[eluser]ashutosh[/eluser]
Currently i have foreign key thirdsmcontent_id value , now i want to get the value of
`thirdsubmenu_name` from `thirdmenu` table,`submenu_name` from `submenu` table,`menu_name` from `mainmenu` table .
Please help me to solve this problem.
I tried below code but my model code is not correct. it is not display my data
Code:
1)Table: mainmenu
---------------
mainmenu_id PK(primary key)
menu_name .....
2)Table: submenu
-------------------
submenu_id PK
mainmenu_id FK (foreign key refrences mainmenu table)
submenu_name .....
3)Table: thirdsubmenu
--------------------
thirdsubmenu_id PK
submenu_id FK (foreign key refrences submenu table)

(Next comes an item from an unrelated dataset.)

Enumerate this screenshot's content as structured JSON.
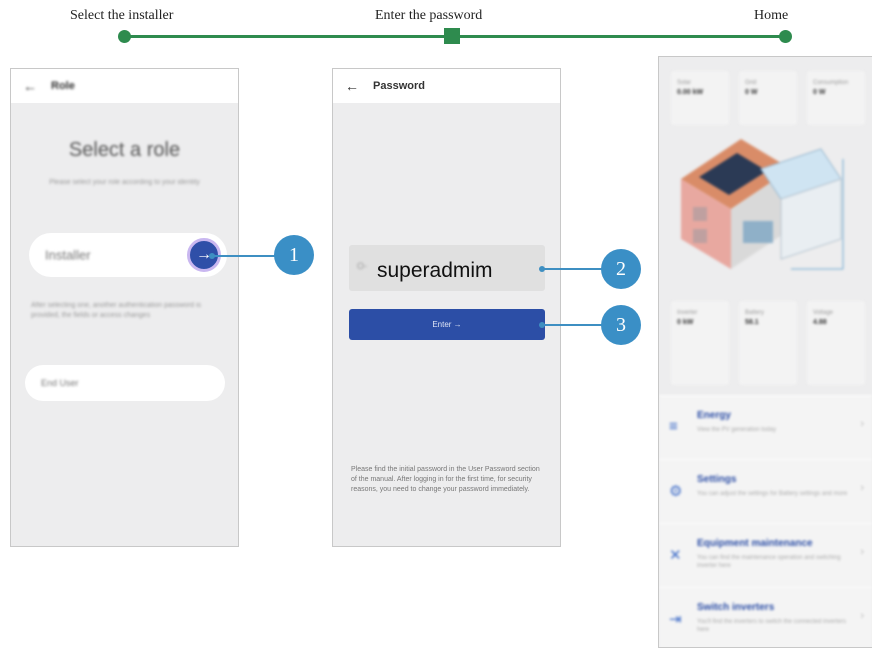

thirdsubmenu_name ........
4)Table: thirdsmcontentdetails
--------------------
thirdsmcontent_id PK
thirdsubmenu_id FK (foreign key refrences thirdsubmenu table)
content ......
In My controller
Code:
$thirdsubmenu_id = $this->uri->segment(4);
$data['main_menuname'] = $this->thirdsmcontentdetailsmodel->getMainMenuNameOfSubmenu($thirdsubmenu_id);
$data['sub_main_menuname'] = $this->thirdsmcontentdetailsmodel->getSubMenuNameSubmenu($thirdsubmenu_id);
$data['third_sub_main_menuname'] = $this->thirdsmcontentdetailsmodel->getThirdSubMenuNameSubmenu($thirdsubmenu_id);
In My model
Code:
//---------------------------get Main Menu Name by Menu id-----------------------------------
function getMainMenuNameOfSubmenu($thirdsubmenu_id)
{
$this->load->database();
$query = $this->db->join('thirdsubmenu','thirdsubmenu.submenu_id = thirdsmcontentdetails.submenu_id')->get_where('thirdsubmenu',array('thirdsubmenu_id'=>$thirdsubmenu_id));
return $query->row('menu_name');
}
//---------------------------get Sub Menu Name by Menu id-----------------------------------
function getSubMenuNameSubmenu($thirdsubmenu_id)
{
$this->load->database();
$query = $this->db->join('mainmenu', 'mainmenu.mainmenu_id = submenu.mainmenu_id')->get_where('thirdsubmenu',array('thirdsubmenu_id'=>$thirdsubmenu_id));
return $query->row('submenu_name');
}
//---------------------------Get the third menu name-------------------------------------
function getThirdSubMenuNameSubmenu($thirdsubmenu_id)
{
$this->load->database();
$query = $this->db->get_where('thirdsubmenu',array('thirdsubmenu_id'=>$thirdsubmenu_id));
return $query->row('thirdsubmenu_name');
}
Getting Error:
Code:
A Database Error Occurred
Error Number: 1066
Not unique table/alias: 'thirdsubmenu'
SELECT * FROM (`thirdsubmenu`) JOIN `thirdsubmenu` ON `thirdsubmenu`.`submenu_id` = `thirdsmcontentdetails`.`submenu_id` WHERE `thirdsubmenu_id` = '1'
Filename: D:\xampp\htdocs\system\database\DB_driver.php
Line Number: 330